Kolejnej szansy występu w finale, pod nieobecność Artura Patury i Kuby Nagórskiego, którzy zagrali o kategorię wyżej w młodzikach, nie wykorzystał Kacper Błaszczyk z TUKS Kozica. Po wygraniu 6/1 z Danielem Gajewskim MatchPoint Komorów i 6/0 z Maximem Roussiere także MatchPoint Komorów uległ niepotrzebnie 3/6 Janowi Osieckiemu z WKT Mera Warszawa i musiał grać o miejsca 3-4. Tu także poprzez nienależytą koncentrację i "mało dawania z siebie", uległ Nicolasowi Roussiere MatchPoint Komorów 3/6, zajmując 4 miejsce. W finale zwyciężył Jan Osiecki pokonując Bartłomieja Kisila z MatchPointa Komorów 6/3,6/2. W turnieju singlowym wystąpiło jeszcze dwóch, zaczynających dopiero karierę w skrzatach, zawodników TUKS Kozica: Filip Sobisz i Sebastian Żydel.
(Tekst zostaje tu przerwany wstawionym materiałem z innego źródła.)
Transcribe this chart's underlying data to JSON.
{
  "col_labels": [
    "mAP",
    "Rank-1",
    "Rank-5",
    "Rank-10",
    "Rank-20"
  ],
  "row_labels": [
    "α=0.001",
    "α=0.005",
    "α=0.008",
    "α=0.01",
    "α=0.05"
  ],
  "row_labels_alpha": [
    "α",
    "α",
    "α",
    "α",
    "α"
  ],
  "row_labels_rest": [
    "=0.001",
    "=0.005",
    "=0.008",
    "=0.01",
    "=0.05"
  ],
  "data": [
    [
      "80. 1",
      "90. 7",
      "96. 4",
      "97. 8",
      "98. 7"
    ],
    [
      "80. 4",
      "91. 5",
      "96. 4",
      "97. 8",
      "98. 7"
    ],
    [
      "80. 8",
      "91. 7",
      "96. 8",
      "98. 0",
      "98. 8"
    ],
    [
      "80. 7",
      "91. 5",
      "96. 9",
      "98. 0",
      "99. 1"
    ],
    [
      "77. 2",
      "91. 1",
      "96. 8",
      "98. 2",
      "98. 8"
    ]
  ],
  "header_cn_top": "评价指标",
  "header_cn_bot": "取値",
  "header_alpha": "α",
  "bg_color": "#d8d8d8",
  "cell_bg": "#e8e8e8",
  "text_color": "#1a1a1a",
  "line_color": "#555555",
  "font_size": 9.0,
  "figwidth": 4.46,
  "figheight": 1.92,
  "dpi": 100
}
W grupie B przegrali oni jednak wszystkie pojedynki, a w bezpośrednim pomiędzy nimi zwycięsko wyszedł Filip pokonując Sebastiana 7/6(9)! Filip w meczu o miejsca 7-8 pokonał Maxima Roussiere 6/4, zdobywając swoje pierwsze zwycięskie punkty do rankingu PZT. Sebastian zajął miejsce 9.

Kacper odbudował się zwyciężając w grze podwójnej, pokonując wpierw w półfinale 6/1 Filipa Sobisza i Sebastiana Żydela oraz 6/3,7/5 Bartłomieja Kisila i Jana Osieckiego.
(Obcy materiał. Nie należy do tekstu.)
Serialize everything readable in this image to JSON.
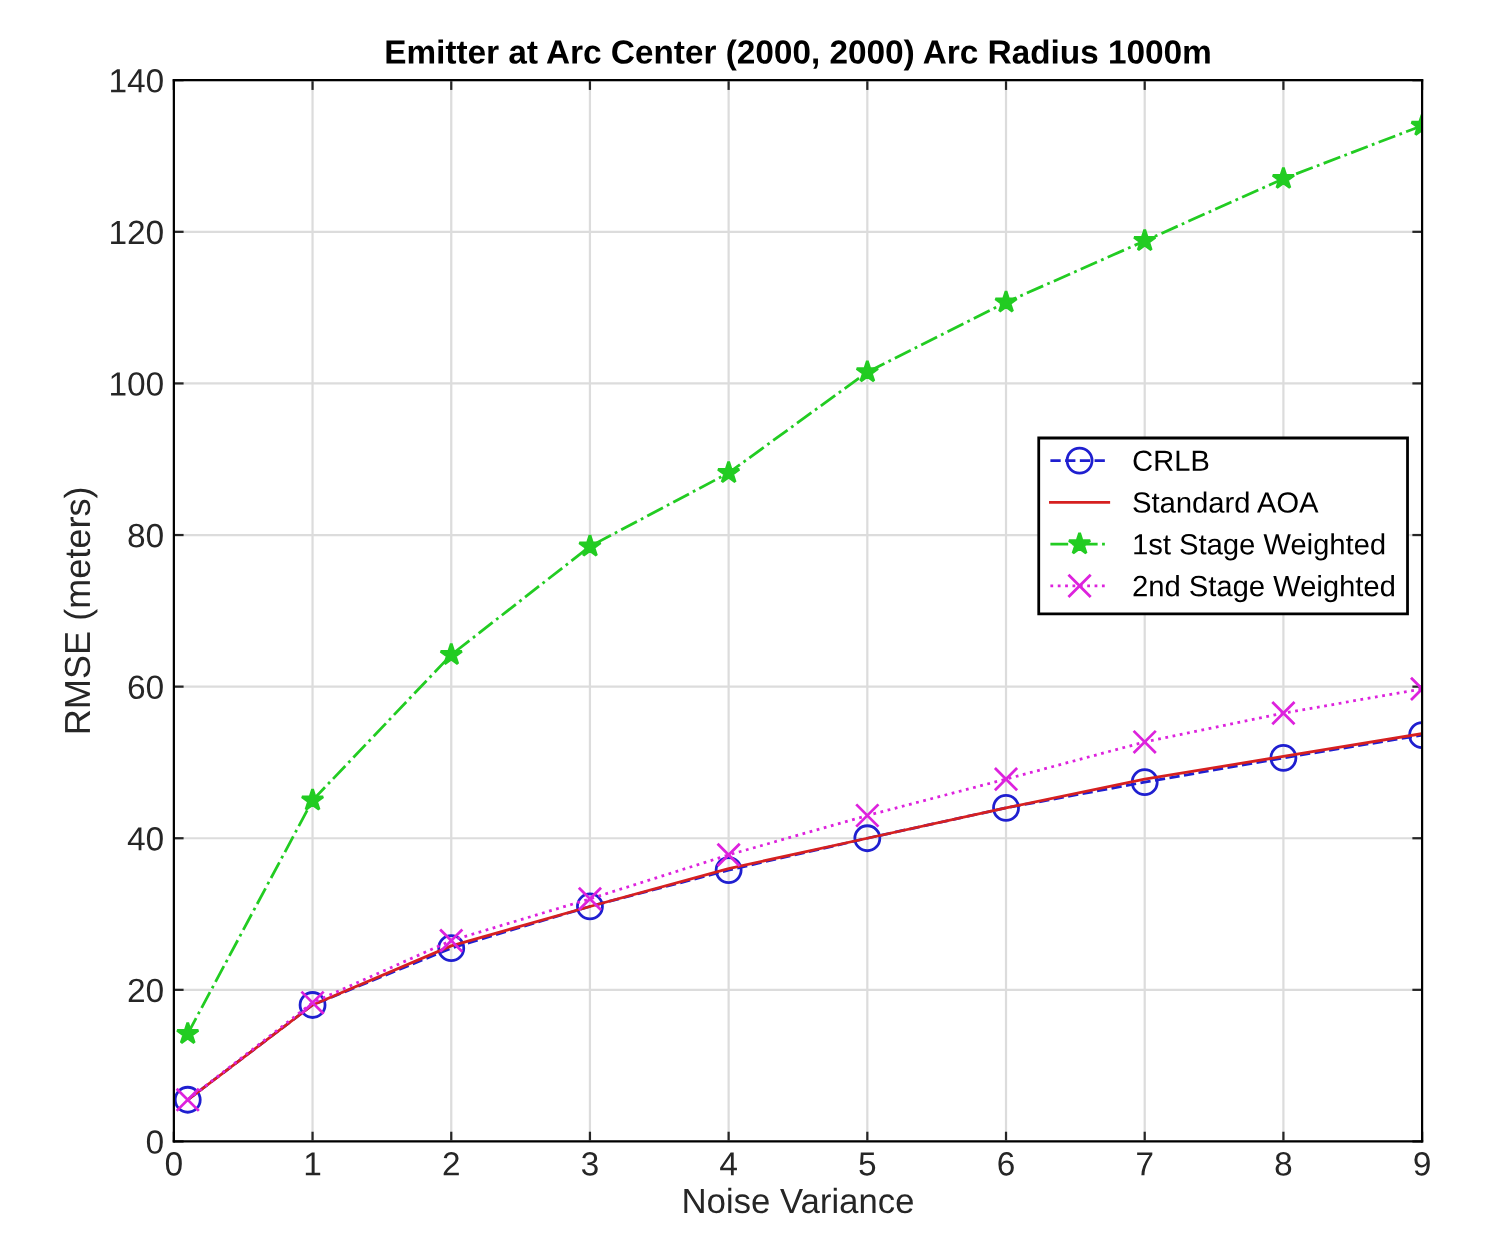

Wśród 8 młodzików wystąpiło 5 zawodników TUKS Kozica. Najlepiej w turnieju zaprezentował się, po wygraniu swojej grupy Piotrek Miller, który pokonał w finale Marcina Mola z ChTT Chorzów 7/5,6/3. Po bardzo dobrej grze, m.in. pokonaniu w grupie Michała Łągwy z piotrkowskiego Winnera 6/3 i Artura Patury 6/4 z TUKS Kozica, trzecie miejsce zdobył, pokonując jeszcze Marcina Morawskiego z łódzkiego Eurotenisa - Kuba Nagórski TUKS Kozica. W meczu o miejsca 5-6 Artur Patura TUKS Kozica wygrał z Miłoszem Galą TUKS Kozica 6/1.

W deblach młodzików tryumfowała para nr 2 Piotr Miller - Marcin Mol, czyli aktualni międzynarodowi deblowi mistrzowie Polski skrzatów. W finale pokonali 6/2,6/3 Artura Paturę i Kubę Nagórskiego, którzy wcześniej wyeliminowali w półfinale parę nr 1 Miłosz Gala Marcin Morawski 6/3,2/6,10/8.

Za pasem już obowiązki szkolne. Kończy się wakacyjna rywalizacja turniejowa. Czeka nas jeszcze wytężony turniejowo WTK-ami wrzesień i kawałek października, jeśli pozwoli pogoda.